RE: [PATCH] NFSv4: nfs4_do_fsinfo() should not do implicit lease renewals
From: Robert Milkowski
Date: Mon Dec 16 2019 - 13:36:30 EST
Hi,
If a sub-filesystem (nfsv4 mirror mount) gets unmounted and then mounted
again (by accessing it) the nfs4_do_fsinfo() function is called,
which currently assumes implicit lease renewal. I believe this is no
compliant with the RFC.
I've managed to trigger the issue by two different methods:
1) in prod
If there is an NFSv4 filesystem mounted with sub-mounts (similar setup as
below), after nfs_mountpoint_expiry_timeout of inactivity,
Each submount will be unmounted. If now it gets accessed again it will be
automatically mounted again which will result currently
in implicit lease renewal on the client side which in turn can result in a
relatively small window where the client thinks its lease
is still valid while an nfs server has already expired the lease.
2) manual unmount
# cat /etc/exports
/ *(rw,sync)
/var *(rw,sync)
On a Linux NFS client:
# mount -o vers=4 10.50.2.59:/ /mnt/3
$ head /mnt/3/var/log/vmware-vmsvc.log >/dev/null
$ df -h | tail -2
10.50.2.59:/ 29G 25G
2.3G 92% /mnt/3
10.50.2.59:/var 20G 2.2G
16G 13% /mnt/3/var
# while [ 1 ]; do date; umount /mnt/3/var; ls /mnt/3/var >/dev/null; sleep
10; done
...
By constantly unmounting the sub-filesystem (/var) and then accessing it so
it gets mounted again (which triggers the nfs4_do_fsinfo()),
the cl_last_renewal is set to now on the client which prevents RENEW
operations from being send, and eventually the NFS server
will expire the lease (common defaults are 60s on Linux and 90s on Solaris
servers).
In testing I confirmed that both Linux and Solaris NFSv4 servers will not do
an implicit lease renewal in this case
(nfs4_do_fsinfo() results in GETATTR operations being send), in which case
the lease might expire and both Linux and Solaris
NFS servers will return NFS4ERR_EXPIRED.
The error is not handled correctly either and will result in EIO propagated
to an application issuing open().
See my other email with subject: [PATCH] NFSv4: open() should try lease
recovery on NFS4ERR_EXPIRED
which contains a fix for the NFS4ERR_EXPIRED handling.

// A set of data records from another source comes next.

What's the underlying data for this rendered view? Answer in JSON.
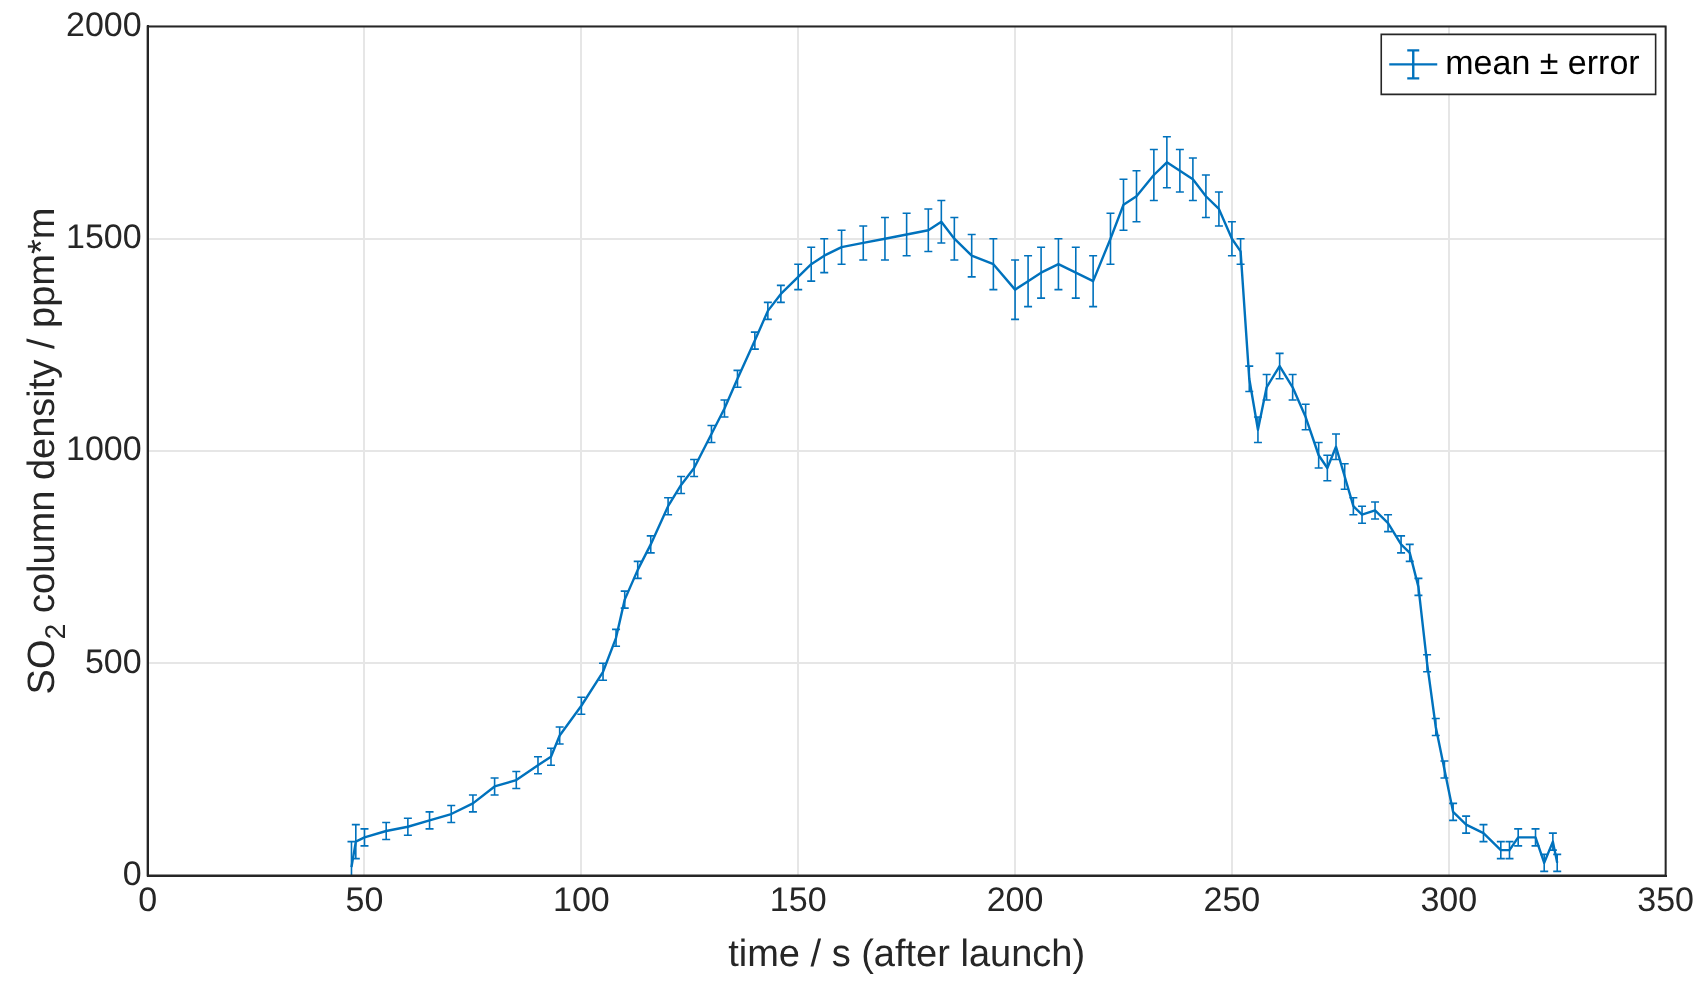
{
  "chart_data": {
    "type": "line",
    "xlabel": "time / s (after launch)",
    "ylabel": "SO$_{2}$ column density / ppm*m",
    "xlim": [
      0,
      350
    ],
    "xticks": [
      0,
      50,
      100,
      150,
      200,
      250,
      300,
      350
    ],
    "ylim": [
      0,
      2000
    ],
    "yticks": [
      0,
      500,
      1000,
      1500,
      2000
    ],
    "grid": true,
    "legend": "top right",
    "series": [
      {
        "name": "mean ± error",
        "color": "#0072bd",
        "x": [
          47,
          48,
          50,
          55,
          60,
          65,
          70,
          75,
          80,
          85,
          90,
          93,
          95,
          100,
          105,
          108,
          110,
          113,
          116,
          120,
          123,
          126,
          130,
          133,
          136,
          140,
          143,
          146,
          150,
          153,
          156,
          160,
          165,
          170,
          175,
          180,
          183,
          186,
          190,
          195,
          200,
          203,
          206,
          210,
          214,
          218,
          222,
          225,
          228,
          232,
          235,
          238,
          241,
          244,
          247,
          250,
          252,
          254,
          256,
          258,
          261,
          264,
          267,
          270,
          272,
          274,
          276,
          278,
          280,
          283,
          286,
          289,
          291,
          293,
          295,
          297,
          299,
          301,
          304,
          308,
          312,
          314,
          316,
          320,
          322,
          324,
          325
        ],
        "values": [
          20,
          80,
          90,
          105,
          115,
          130,
          145,
          170,
          210,
          225,
          260,
          280,
          330,
          400,
          480,
          560,
          650,
          720,
          780,
          870,
          920,
          960,
          1040,
          1100,
          1170,
          1260,
          1330,
          1370,
          1410,
          1440,
          1460,
          1480,
          1490,
          1500,
          1510,
          1520,
          1540,
          1500,
          1460,
          1440,
          1380,
          1400,
          1420,
          1440,
          1420,
          1400,
          1500,
          1580,
          1600,
          1650,
          1680,
          1660,
          1640,
          1600,
          1570,
          1500,
          1470,
          1170,
          1050,
          1150,
          1200,
          1150,
          1080,
          990,
          960,
          1010,
          940,
          870,
          850,
          860,
          830,
          780,
          760,
          680,
          500,
          350,
          250,
          150,
          120,
          100,
          60,
          60,
          90,
          90,
          30,
          80,
          30
        ],
        "errors": [
          60,
          40,
          20,
          20,
          20,
          20,
          20,
          20,
          20,
          20,
          20,
          20,
          20,
          20,
          20,
          20,
          20,
          20,
          20,
          20,
          20,
          20,
          20,
          20,
          20,
          20,
          20,
          20,
          30,
          40,
          40,
          40,
          40,
          50,
          50,
          50,
          50,
          50,
          50,
          60,
          70,
          60,
          60,
          60,
          60,
          60,
          60,
          60,
          60,
          60,
          60,
          50,
          50,
          50,
          40,
          40,
          30,
          30,
          30,
          30,
          30,
          30,
          30,
          30,
          30,
          30,
          30,
          20,
          20,
          20,
          20,
          20,
          20,
          20,
          20,
          20,
          20,
          20,
          20,
          20,
          20,
          20,
          20,
          20,
          20,
          20,
          20
        ]
      }
    ]
  }
}
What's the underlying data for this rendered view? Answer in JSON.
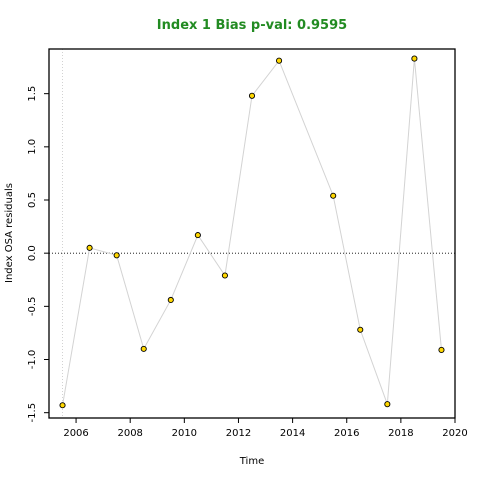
{
  "colors": {
    "title": "#228B22",
    "point_fill": "#FFD700",
    "point_stroke": "#000000",
    "line": "#d3d3d3",
    "zero_line": "#000000",
    "vline": "#c8c8c8"
  },
  "chart_data": {
    "type": "scatter",
    "title": "Index 1 Bias p-val: 0.9595",
    "xlabel": "Time",
    "ylabel": "Index OSA residuals",
    "xlim": [
      2005,
      2020
    ],
    "ylim": [
      -1.55,
      1.92
    ],
    "x_ticks": [
      2006,
      2008,
      2010,
      2012,
      2014,
      2016,
      2018,
      2020
    ],
    "y_ticks": [
      -1.5,
      -1.0,
      -0.5,
      0.0,
      0.5,
      1.0,
      1.5
    ],
    "y_tick_labels": [
      "-1.5",
      "-1.0",
      "-0.5",
      "0.0",
      "0.5",
      "1.0",
      "1.5"
    ],
    "zero_line": 0.0,
    "reference_x": 2005.5,
    "grid": false,
    "series": [
      {
        "points": [
          {
            "x": 2005.5,
            "y": -1.43
          },
          {
            "x": 2006.5,
            "y": 0.05
          },
          {
            "x": 2007.5,
            "y": -0.02
          },
          {
            "x": 2008.5,
            "y": -0.9
          },
          {
            "x": 2009.5,
            "y": -0.44
          },
          {
            "x": 2010.5,
            "y": 0.17
          },
          {
            "x": 2011.5,
            "y": -0.21
          },
          {
            "x": 2012.5,
            "y": 1.48
          },
          {
            "x": 2013.5,
            "y": 1.81
          },
          {
            "x": 2015.5,
            "y": 0.54
          },
          {
            "x": 2016.5,
            "y": -0.72
          },
          {
            "x": 2017.5,
            "y": -1.42
          },
          {
            "x": 2018.5,
            "y": 1.83
          },
          {
            "x": 2019.5,
            "y": -0.91
          }
        ]
      }
    ]
  }
}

This patch however fixes the issue with implicit lease renewal by not
setting the cl_last_renewal to now,
unless there is no lease set yet.
This was tested with 5.5.0-rc2 and the provided patch is applied on top of
the 5.5.0-rc2 as well.
btw: Recent ONTAP versions return NFS4ERR_STALE_CLIENTID which is handled
correctly - Linux client will try to renew its lease and if successful it
will retry open().
Best regards,
Robert Milkowski